Annibale Caracci wrote, “The children of Correggio breathe and smile with such a grace and truth that one cannot refrain from smiling and enjoying one’s self with them,” and Guido Reni is asserted to have asked a citizen of Modena “if Correggio’s putti at S. Pietro Martire had grown up and left their places where he had seen them, for so vivid and life-like were they that it was impossible to believe they could remain.”

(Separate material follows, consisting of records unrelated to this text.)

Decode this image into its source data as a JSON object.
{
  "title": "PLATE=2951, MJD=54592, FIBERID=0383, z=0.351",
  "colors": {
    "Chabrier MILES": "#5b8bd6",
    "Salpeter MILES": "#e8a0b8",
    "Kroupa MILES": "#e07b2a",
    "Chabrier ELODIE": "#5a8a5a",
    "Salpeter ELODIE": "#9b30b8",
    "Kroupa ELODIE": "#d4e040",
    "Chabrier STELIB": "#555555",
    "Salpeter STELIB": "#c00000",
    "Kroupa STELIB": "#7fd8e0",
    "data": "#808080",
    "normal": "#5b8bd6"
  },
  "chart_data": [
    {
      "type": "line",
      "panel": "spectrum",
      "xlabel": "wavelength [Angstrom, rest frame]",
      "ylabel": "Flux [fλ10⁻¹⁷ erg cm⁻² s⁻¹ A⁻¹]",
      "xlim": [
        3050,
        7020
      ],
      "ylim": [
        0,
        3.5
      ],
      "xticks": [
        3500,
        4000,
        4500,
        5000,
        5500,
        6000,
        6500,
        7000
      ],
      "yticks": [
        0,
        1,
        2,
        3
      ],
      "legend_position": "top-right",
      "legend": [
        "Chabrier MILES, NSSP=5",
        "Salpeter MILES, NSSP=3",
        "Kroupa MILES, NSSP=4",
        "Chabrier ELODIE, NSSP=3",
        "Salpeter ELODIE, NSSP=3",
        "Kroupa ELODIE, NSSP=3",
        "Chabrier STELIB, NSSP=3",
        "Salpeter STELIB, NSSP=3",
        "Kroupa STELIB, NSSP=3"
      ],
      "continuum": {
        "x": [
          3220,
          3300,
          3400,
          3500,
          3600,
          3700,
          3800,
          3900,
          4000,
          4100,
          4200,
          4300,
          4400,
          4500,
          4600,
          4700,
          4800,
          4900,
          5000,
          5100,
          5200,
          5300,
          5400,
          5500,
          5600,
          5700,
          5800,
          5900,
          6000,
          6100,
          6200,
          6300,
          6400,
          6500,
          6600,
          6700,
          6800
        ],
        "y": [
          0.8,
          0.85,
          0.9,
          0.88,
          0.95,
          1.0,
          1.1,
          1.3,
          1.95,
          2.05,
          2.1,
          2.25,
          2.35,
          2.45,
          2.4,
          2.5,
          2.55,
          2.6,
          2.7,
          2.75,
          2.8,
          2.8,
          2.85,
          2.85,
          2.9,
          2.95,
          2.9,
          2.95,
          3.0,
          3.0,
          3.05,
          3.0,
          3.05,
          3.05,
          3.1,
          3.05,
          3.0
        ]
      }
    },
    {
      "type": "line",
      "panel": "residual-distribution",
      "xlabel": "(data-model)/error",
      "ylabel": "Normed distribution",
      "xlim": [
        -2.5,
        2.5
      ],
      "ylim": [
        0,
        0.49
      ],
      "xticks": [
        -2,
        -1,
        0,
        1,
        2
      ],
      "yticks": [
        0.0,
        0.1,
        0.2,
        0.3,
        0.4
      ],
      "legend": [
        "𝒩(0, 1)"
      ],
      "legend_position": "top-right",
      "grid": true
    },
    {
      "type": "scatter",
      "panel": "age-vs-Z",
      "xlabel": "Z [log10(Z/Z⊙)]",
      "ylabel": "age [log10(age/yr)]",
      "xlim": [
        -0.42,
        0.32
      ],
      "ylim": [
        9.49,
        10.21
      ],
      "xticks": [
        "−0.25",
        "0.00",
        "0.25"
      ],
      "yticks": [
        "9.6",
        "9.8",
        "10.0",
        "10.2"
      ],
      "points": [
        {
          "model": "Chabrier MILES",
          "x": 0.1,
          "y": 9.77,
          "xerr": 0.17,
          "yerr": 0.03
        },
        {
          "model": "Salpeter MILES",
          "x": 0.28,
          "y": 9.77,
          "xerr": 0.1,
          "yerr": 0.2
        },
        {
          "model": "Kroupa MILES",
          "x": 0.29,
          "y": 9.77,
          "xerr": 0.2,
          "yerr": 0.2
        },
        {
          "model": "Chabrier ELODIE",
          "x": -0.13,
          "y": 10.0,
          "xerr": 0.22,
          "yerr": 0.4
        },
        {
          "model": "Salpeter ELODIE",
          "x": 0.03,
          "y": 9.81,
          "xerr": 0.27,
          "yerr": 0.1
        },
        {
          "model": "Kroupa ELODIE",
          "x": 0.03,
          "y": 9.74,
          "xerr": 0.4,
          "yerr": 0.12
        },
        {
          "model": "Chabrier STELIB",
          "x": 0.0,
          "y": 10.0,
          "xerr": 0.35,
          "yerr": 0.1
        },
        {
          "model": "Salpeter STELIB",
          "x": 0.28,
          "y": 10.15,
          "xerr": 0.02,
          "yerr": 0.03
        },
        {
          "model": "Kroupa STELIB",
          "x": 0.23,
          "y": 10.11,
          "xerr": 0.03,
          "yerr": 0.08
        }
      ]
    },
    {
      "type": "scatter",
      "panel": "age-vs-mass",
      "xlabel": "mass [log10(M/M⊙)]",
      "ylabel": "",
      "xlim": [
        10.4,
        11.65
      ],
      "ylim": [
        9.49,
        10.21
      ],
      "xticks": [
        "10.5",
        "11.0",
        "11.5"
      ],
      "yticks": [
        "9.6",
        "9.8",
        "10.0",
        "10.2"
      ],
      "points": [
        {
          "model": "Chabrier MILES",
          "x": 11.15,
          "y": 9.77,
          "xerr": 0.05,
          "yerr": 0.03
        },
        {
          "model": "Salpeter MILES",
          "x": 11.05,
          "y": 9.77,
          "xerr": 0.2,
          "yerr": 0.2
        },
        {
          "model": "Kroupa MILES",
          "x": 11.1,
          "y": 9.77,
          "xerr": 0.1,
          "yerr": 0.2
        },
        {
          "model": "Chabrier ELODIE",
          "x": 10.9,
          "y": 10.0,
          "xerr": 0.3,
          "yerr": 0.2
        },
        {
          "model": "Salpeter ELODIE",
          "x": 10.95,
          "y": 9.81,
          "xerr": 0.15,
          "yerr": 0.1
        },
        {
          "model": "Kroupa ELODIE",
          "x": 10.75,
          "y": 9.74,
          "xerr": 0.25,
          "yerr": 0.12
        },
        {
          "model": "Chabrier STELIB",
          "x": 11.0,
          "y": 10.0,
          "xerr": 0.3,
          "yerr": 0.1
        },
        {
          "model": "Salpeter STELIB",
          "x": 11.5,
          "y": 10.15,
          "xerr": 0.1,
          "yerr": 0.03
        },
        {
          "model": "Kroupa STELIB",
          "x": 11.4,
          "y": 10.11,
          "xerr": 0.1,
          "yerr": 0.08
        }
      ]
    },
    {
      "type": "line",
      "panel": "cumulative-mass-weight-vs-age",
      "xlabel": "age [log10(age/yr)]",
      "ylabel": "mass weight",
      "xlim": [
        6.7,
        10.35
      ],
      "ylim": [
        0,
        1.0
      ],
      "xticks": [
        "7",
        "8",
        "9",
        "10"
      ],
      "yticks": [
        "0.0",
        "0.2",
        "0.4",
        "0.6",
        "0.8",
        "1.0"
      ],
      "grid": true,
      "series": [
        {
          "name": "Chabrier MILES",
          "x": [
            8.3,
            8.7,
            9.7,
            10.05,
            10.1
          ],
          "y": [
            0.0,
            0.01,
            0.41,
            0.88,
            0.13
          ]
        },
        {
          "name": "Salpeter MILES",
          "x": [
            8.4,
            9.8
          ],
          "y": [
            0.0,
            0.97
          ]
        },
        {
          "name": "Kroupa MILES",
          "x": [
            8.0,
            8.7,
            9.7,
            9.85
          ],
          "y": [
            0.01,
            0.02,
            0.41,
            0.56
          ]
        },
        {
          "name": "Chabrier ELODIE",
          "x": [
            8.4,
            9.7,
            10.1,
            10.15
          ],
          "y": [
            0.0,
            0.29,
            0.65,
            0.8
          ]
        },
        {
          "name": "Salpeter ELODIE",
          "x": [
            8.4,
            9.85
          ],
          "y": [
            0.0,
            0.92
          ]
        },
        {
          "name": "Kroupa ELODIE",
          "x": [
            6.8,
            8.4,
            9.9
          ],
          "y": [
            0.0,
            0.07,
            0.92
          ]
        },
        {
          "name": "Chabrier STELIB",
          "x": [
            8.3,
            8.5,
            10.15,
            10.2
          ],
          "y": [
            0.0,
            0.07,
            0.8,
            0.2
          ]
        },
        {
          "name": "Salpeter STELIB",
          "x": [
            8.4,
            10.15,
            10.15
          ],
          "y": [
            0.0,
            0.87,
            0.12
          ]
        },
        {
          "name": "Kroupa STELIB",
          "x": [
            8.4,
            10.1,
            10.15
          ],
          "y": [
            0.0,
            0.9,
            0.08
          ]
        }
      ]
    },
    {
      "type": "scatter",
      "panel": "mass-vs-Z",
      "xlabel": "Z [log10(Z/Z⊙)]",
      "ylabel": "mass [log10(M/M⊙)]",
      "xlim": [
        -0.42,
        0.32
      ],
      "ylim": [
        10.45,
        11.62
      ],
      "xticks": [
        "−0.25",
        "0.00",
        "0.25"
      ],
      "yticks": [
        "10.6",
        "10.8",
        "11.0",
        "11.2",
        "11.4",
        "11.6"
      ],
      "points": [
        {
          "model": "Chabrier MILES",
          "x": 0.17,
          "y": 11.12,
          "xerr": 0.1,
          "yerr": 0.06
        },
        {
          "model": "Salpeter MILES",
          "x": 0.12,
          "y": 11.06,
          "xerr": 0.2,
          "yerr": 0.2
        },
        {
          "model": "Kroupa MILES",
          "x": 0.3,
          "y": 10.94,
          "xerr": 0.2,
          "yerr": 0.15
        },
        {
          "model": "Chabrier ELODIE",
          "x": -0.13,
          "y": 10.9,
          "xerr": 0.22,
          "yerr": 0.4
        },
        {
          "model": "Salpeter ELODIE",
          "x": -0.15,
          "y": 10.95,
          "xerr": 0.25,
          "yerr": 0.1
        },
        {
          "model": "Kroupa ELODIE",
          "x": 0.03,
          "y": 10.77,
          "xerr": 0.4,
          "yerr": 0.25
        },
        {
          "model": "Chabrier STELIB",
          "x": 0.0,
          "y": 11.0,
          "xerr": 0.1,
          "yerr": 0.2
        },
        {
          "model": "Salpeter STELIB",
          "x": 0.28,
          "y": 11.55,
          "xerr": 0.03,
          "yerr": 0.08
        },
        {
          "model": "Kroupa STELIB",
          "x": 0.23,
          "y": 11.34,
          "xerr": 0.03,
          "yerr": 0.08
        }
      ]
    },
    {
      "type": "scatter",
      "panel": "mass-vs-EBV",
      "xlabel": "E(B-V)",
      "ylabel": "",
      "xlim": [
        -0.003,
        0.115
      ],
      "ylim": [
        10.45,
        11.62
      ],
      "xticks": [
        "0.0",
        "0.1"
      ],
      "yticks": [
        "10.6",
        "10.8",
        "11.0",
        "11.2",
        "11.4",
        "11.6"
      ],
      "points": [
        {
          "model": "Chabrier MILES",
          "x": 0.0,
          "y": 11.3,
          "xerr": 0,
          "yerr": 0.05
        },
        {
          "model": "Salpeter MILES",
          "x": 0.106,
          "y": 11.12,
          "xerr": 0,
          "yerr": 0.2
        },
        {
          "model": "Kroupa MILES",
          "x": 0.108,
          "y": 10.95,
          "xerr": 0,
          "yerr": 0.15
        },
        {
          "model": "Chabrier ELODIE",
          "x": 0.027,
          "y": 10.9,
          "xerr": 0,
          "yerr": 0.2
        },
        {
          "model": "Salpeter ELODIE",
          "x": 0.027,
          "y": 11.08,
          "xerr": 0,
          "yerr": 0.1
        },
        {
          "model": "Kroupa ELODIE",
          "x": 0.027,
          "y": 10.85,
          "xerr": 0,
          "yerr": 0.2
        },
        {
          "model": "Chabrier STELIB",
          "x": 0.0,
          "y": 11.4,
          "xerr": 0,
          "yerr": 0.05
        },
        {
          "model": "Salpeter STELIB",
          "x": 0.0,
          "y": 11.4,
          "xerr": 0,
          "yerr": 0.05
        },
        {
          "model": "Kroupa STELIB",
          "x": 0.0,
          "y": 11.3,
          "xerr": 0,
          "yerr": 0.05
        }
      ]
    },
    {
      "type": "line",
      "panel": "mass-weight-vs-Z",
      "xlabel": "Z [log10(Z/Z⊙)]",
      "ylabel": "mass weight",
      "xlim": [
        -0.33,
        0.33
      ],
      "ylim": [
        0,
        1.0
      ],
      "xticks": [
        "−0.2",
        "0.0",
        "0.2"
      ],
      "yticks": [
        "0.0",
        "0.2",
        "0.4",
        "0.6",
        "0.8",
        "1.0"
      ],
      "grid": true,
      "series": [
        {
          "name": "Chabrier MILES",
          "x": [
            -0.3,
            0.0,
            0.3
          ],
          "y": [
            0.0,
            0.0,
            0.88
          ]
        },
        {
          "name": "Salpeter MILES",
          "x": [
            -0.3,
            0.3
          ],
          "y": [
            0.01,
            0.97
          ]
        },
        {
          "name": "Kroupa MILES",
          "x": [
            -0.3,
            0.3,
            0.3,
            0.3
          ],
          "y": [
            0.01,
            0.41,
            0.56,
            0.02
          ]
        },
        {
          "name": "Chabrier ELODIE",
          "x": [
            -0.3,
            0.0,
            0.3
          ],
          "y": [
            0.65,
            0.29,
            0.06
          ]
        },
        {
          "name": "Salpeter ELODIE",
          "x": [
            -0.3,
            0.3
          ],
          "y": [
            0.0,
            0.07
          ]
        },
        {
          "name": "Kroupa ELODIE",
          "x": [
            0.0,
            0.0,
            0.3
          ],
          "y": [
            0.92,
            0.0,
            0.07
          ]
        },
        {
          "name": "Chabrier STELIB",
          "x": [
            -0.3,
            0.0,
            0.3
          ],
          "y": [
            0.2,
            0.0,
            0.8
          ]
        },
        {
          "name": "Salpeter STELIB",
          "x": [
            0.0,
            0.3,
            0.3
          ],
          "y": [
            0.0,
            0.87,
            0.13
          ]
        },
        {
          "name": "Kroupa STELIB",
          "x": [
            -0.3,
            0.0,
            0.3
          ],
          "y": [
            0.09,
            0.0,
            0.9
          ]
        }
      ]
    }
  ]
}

Corrado Ricci, director of the gallery at Parma, says, in his authoritative life of the artist, when speaking of Correggio’s children :
” The innumerable cherubs, genii, and children scattered throughout his works are the result of his delight in the pictorial expression of grace and happiness. No other painter has succeeded in rendering these little creatures with such truth of form and expression, with such a knowledge of their naive simplicity and pretty grotesqueness of pose, although, after his time, the palaces and churches of half Europe were invaded by laughing infant hordes. John Addington Symonds writes as follows of the putti in the cupola of San Giovanni Evangelista : ‘Correggio has sprinkled them lavishly like living flowers about his cloudland, because he could not sustain a grave and solemn strain of music, but was forced by his temperament to overlay the melody with roulades. Gazing at these frescoes, the thought came to me that Correggio was like a man listening to sweetest flute playing, and translating phrase after phrase, as they passed through his fancy, into laughing faces, breezy tresses, and rolling mists. Sometimes a grander cadence reached his ear, and then St. Peter with the keys, or St. Augustine of the mighty brow, or the inspired eyes of St. John, took form beneath his pencil. But the light airs returned, and rose and lily bloomed again for him among the clouds.’ ”

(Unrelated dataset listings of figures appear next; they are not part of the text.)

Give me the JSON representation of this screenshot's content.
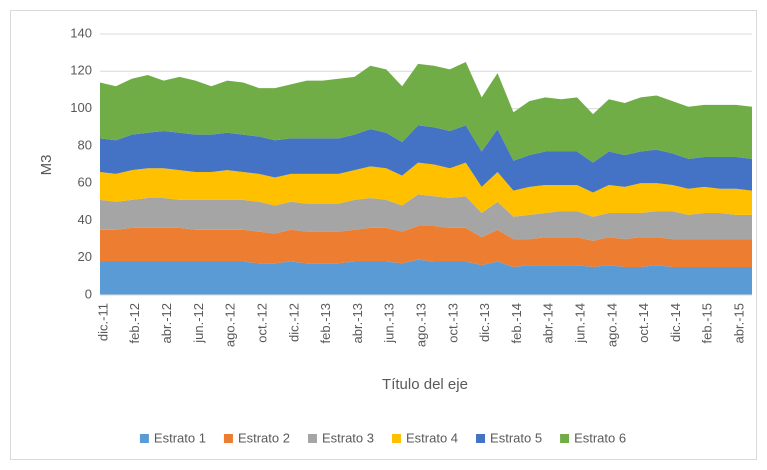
{
  "chart_data": {
    "type": "stacked_area",
    "y_label": "M3",
    "x_label": "Título del eje",
    "categories": [
      "dic.-11",
      null,
      "feb.-12",
      null,
      "abr.-12",
      null,
      "jun.-12",
      null,
      "ago.-12",
      null,
      "oct.-12",
      null,
      "dic.-12",
      null,
      "feb.-13",
      null,
      "abr.-13",
      null,
      "jun.-13",
      null,
      "ago.-13",
      null,
      "oct.-13",
      null,
      "dic.-13",
      null,
      "feb.-14",
      null,
      "abr.-14",
      null,
      "jun.-14",
      null,
      "ago.-14",
      null,
      "oct.-14",
      null,
      "dic.-14",
      null,
      "feb.-15",
      null,
      "abr.-15",
      null
    ],
    "ylim": [
      0,
      140
    ],
    "yticks": [
      0,
      20,
      40,
      60,
      80,
      100,
      120,
      140
    ],
    "grid": true,
    "legend": "bottom",
    "series": [
      {
        "name": "Estrato 1",
        "color": "#5b9bd5",
        "values": [
          18,
          18,
          18,
          18,
          18,
          18,
          18,
          18,
          18,
          18,
          17,
          17,
          18,
          17,
          17,
          17,
          18,
          18,
          18,
          17,
          19,
          18,
          18,
          18,
          16,
          18,
          15,
          16,
          16,
          16,
          16,
          15,
          16,
          15,
          15,
          16,
          15,
          15,
          15,
          15,
          15,
          15
        ]
      },
      {
        "name": "Estrato 2",
        "color": "#ed7d31",
        "values": [
          17,
          17,
          18,
          18,
          18,
          18,
          17,
          17,
          17,
          17,
          17,
          16,
          17,
          17,
          17,
          17,
          17,
          18,
          18,
          17,
          18,
          19,
          18,
          18,
          15,
          17,
          15,
          14,
          15,
          15,
          15,
          14,
          15,
          15,
          16,
          15,
          15,
          15,
          15,
          15,
          15,
          15
        ]
      },
      {
        "name": "Estrato 3",
        "color": "#a5a5a5",
        "values": [
          16,
          15,
          15,
          16,
          16,
          15,
          16,
          16,
          16,
          16,
          16,
          15,
          15,
          15,
          15,
          15,
          16,
          16,
          15,
          14,
          17,
          16,
          16,
          17,
          13,
          15,
          12,
          13,
          13,
          14,
          14,
          13,
          13,
          14,
          13,
          14,
          15,
          13,
          14,
          14,
          13,
          13
        ]
      },
      {
        "name": "Estrato 4",
        "color": "#ffc000",
        "values": [
          15,
          15,
          16,
          16,
          16,
          16,
          15,
          15,
          16,
          15,
          15,
          15,
          15,
          16,
          16,
          16,
          16,
          17,
          17,
          16,
          17,
          17,
          16,
          18,
          14,
          16,
          14,
          15,
          15,
          14,
          14,
          13,
          15,
          14,
          16,
          15,
          14,
          14,
          14,
          13,
          14,
          13
        ]
      },
      {
        "name": "Estrato 5",
        "color": "#4472c4",
        "values": [
          18,
          18,
          19,
          19,
          20,
          20,
          20,
          20,
          20,
          20,
          20,
          20,
          19,
          19,
          19,
          19,
          19,
          20,
          19,
          18,
          20,
          20,
          20,
          20,
          19,
          23,
          16,
          17,
          18,
          18,
          18,
          16,
          18,
          17,
          17,
          18,
          17,
          16,
          16,
          17,
          17,
          17
        ]
      },
      {
        "name": "Estrato 6",
        "color": "#70ad47",
        "values": [
          30,
          29,
          30,
          31,
          27,
          30,
          29,
          26,
          28,
          28,
          26,
          28,
          29,
          31,
          31,
          32,
          31,
          34,
          34,
          30,
          33,
          33,
          33,
          34,
          29,
          30,
          26,
          29,
          29,
          28,
          29,
          26,
          28,
          28,
          29,
          29,
          28,
          28,
          28,
          28,
          28,
          28
        ]
      }
    ]
  }
}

Henri Guillaume Schlesinger, whose picture imagines Correggio making sketches of some lovely children, was an artist of German birth who became a naturalized citizen of France. A pupil of the Academy of Vienna, he made his bow at the Paris Salon in 184o, and exhibited many portraits and subject-pictures there during the course of a life which reached to eighty years. His ” Five Senses,” shown at the Paris Exposition of 1867, was bought by Napoleon III. Schlesinger died in 1893.